A Personal Record
- UK edition
- Author: Joseph Conrad
- Language: English
- Genre: Autobiography
- Published: 1912

= A Personal Record =

1912 book by Joseph Conrad

A Personal Record is an autobiographical work (or "fragment of biography") by Joseph Conrad, published in 1912.

It has also been published under the titles A Personal Record: Some Reminiscences and Some Reminiscences.

Notoriously unreliable and digressive in structure, it is nonetheless the principal contemporary source for information about the author's life. It tells about his schooling in Russian Poland, his sailing in Marseille, the influence of his uncle Tadeusz Bobrowski, and the writing of Almayer's Folly.

It provides a glimpse of how Conrad wished to be seen by his British public, as well as being an atmospheric work of art.

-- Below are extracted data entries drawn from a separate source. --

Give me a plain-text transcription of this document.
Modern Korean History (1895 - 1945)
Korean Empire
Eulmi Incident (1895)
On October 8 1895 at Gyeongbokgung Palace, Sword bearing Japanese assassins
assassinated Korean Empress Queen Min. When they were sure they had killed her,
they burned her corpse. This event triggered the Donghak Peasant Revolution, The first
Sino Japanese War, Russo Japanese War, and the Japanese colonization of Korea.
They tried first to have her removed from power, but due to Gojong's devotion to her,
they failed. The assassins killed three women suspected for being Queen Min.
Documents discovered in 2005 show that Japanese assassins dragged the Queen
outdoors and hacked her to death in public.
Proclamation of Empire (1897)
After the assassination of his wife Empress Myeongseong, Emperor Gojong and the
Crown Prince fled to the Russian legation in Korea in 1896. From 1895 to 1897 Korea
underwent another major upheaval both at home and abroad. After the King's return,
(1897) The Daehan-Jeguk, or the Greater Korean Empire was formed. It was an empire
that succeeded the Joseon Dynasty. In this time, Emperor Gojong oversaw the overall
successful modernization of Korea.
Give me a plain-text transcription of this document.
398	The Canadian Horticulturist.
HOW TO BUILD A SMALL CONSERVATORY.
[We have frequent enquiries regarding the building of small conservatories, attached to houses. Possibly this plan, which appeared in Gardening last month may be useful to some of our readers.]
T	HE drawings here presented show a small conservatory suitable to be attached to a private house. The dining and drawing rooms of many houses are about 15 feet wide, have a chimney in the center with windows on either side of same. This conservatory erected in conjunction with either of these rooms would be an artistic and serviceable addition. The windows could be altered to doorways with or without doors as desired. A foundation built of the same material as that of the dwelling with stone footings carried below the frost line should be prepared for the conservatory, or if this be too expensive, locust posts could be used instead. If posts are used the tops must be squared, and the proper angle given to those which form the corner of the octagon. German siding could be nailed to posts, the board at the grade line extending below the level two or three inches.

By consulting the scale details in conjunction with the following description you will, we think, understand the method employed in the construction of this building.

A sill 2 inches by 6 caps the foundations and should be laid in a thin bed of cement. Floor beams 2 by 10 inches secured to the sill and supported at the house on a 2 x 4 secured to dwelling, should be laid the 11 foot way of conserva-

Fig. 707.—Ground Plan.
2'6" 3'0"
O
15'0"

The "Familiar Preface" Conrad wrote for it includes the often quoted lines:

"Those who read me know my conviction that the world, the temporal world, rests on a few very simple ideas; so simple that they must be as old as the hills. It rests notably, among others, on the idea of Fidelity."

Conrad wrote a new 'Author's Note' to A Personal Record for the Doubleday collected edition of his works (published in 1920) in which he discussed his friendship with the British colonial official and writer Hugh Clifford.